Anton Graff (1736-1813), an artist from Winterthur in Switzerland, was the most important portraitist of the German Enlightenment. Like no other painter at the time, he shaped the image of the aristocracy and the bourgeoisie, of poets and thinkers, and of emancipated women at the cusp of modernity. In the words of Swiss philosopher and aesthetics scholar Johann Georg Sulzer, Anton Graff's talent lay in his ability to look "into the depths of the soul".
When Graff died in 1813 at the age of 76, he left behind an exceptional panorama of the era in which he lived, from portraits of Frederick the Great and Friedrich Wilhelm II to Christoph Friedrich Nicolai, Gotthold Ephraim Lessing, Moses Mendelssohn, Henriette Herz, Friedrich Schiller and Johann Gottfried Herder. These portraits of prominent figures and his numerous portraits of his family and of himself demonstrate Graff's outstanding ability to capture the individual essence and mindset of the person standing across from him.

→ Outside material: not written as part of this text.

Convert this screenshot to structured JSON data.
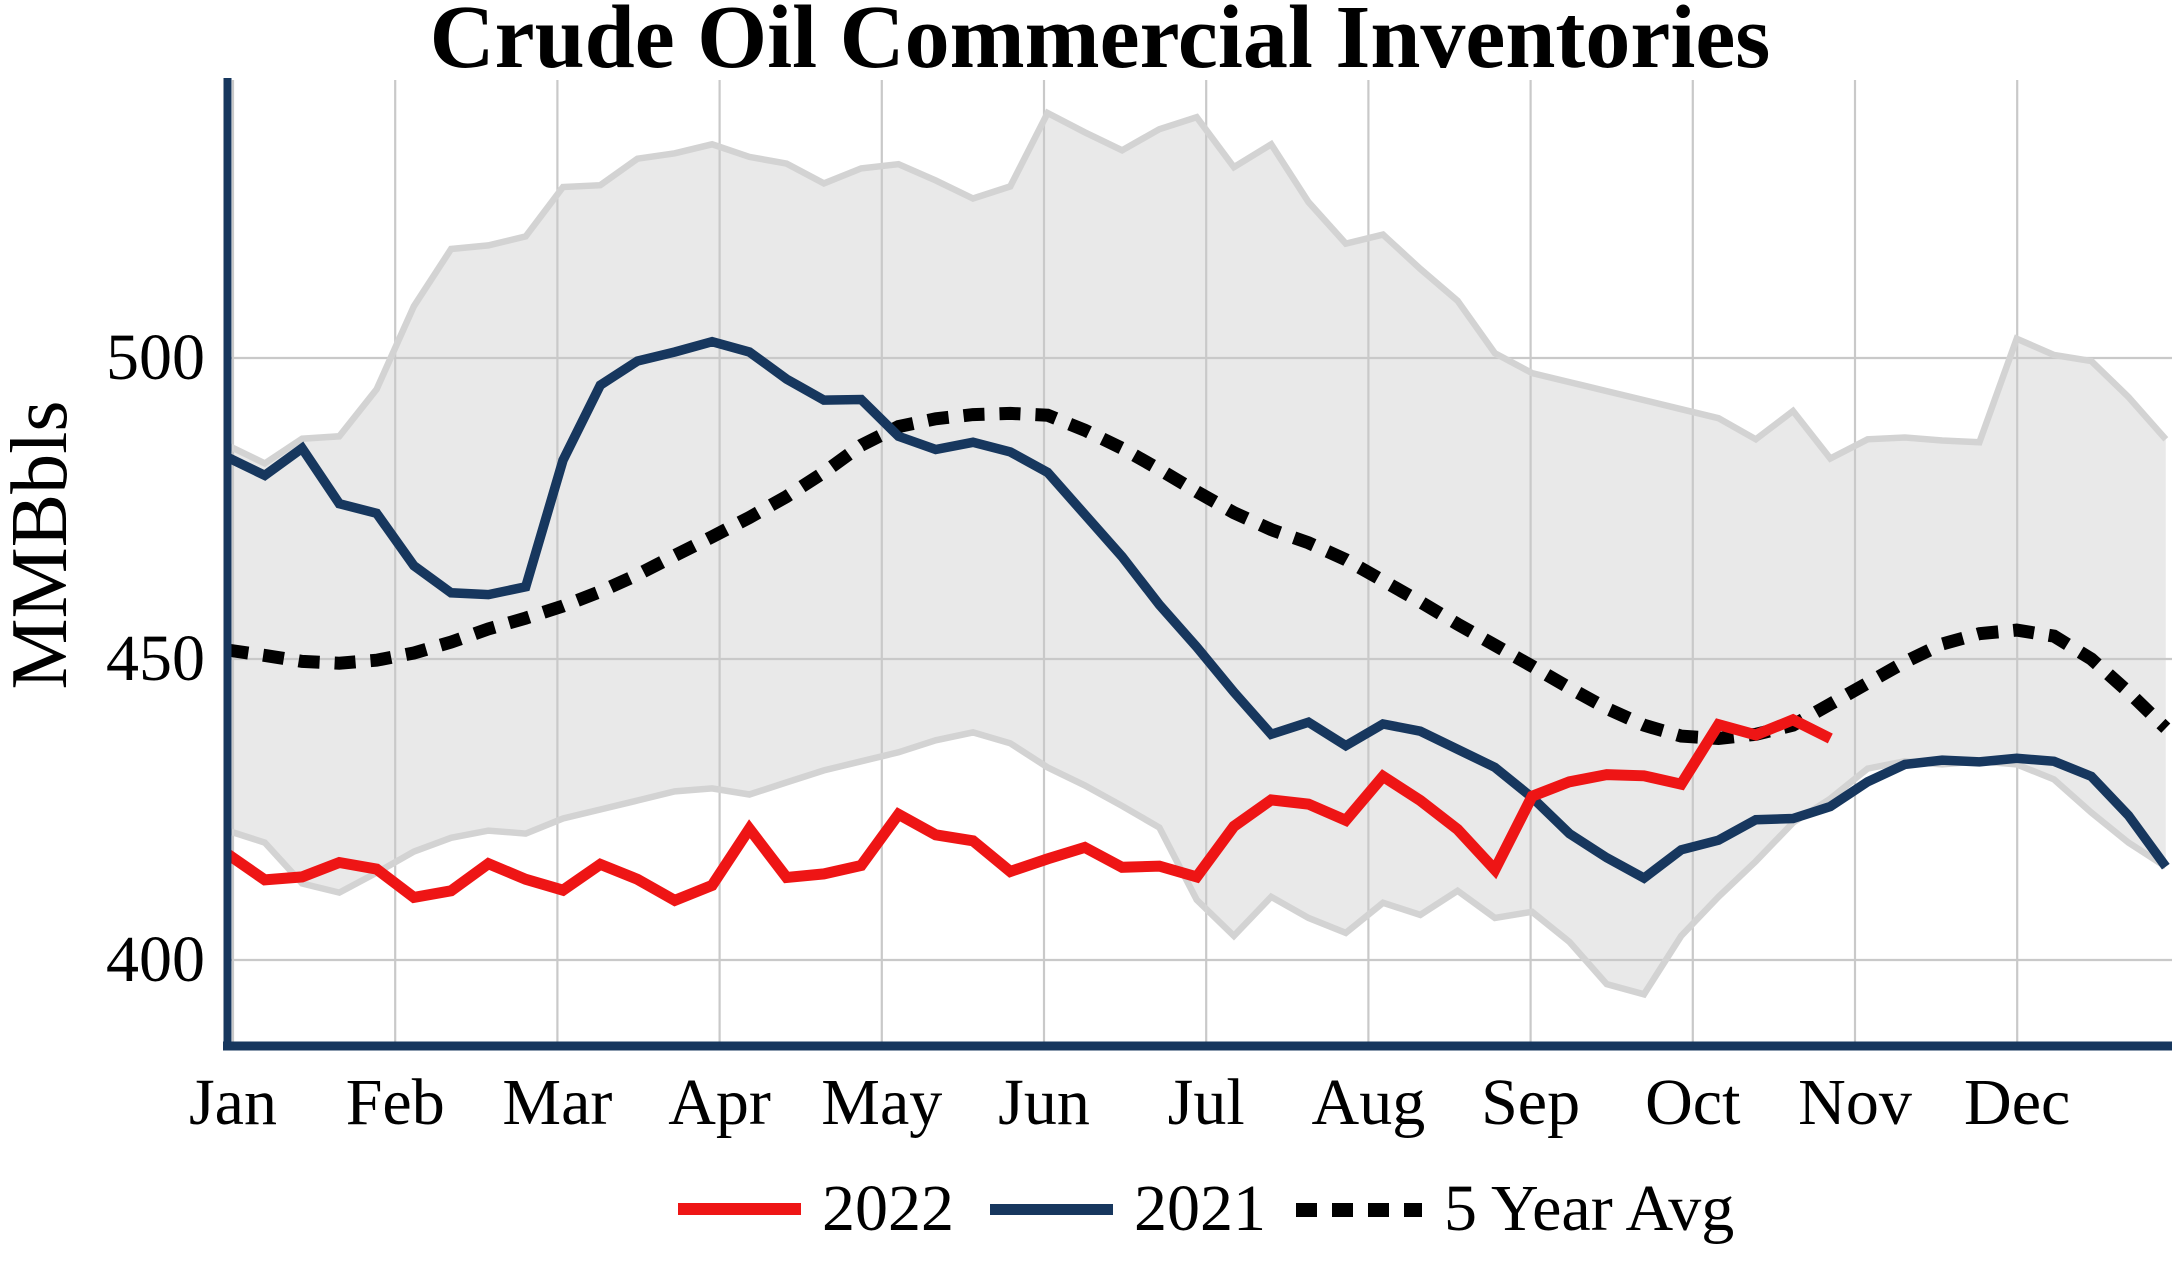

To commemorate the 200th anniversary of his death, the Alte Nationalgalerie is hosting the first comprehensive monographic showing of his work in fifty years, showcasing about 90 paintings and 45 works on paper, which illustrate Graff's great artistic achievements.

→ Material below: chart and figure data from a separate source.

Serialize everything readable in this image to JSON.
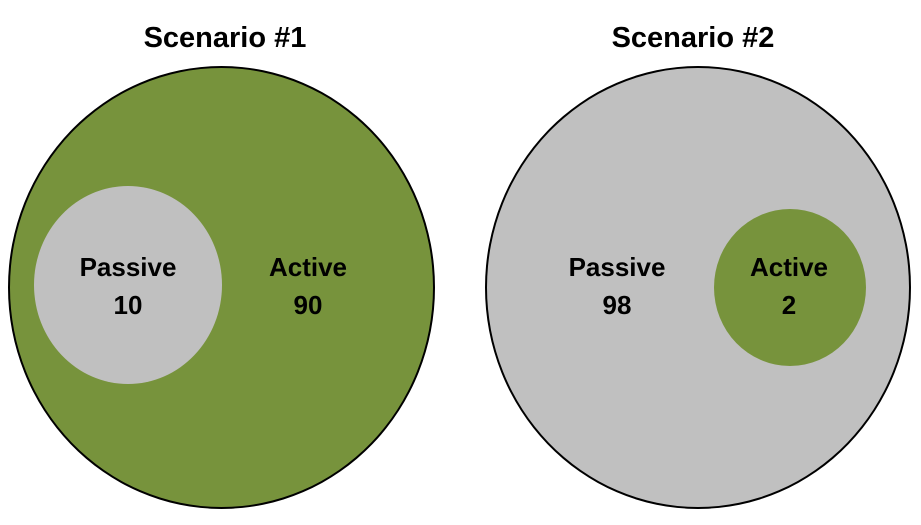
{
  "scenarios": [
    {
      "title": "Scenario #1",
      "outer": {
        "label": "Active",
        "value": "90",
        "color": "#77933c"
      },
      "inner": {
        "label": "Passive",
        "value": "10",
        "color": "#c0c0c0"
      }
    },
    {
      "title": "Scenario #2",
      "outer": {
        "label": "Passive",
        "value": "98",
        "color": "#c0c0c0"
      },
      "inner": {
        "label": "Active",
        "value": "2",
        "color": "#77933c"
      }
    }
  ]
}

The exhibition 'Anton Graff - Faces of an Epoch' was organised in cooperation with the Museum Oskar Reinhart in Winterthur. An exhibition of about 80 works will be held there from 22 June to 29 September 2013.
The retrospective at the Alte Nationalgalerie has been made possible by the support of the Verein der Freunde der Nationalgalerie and funded by the cultural foundations of the German states and the Swiss Arts Council Pro Helvetia.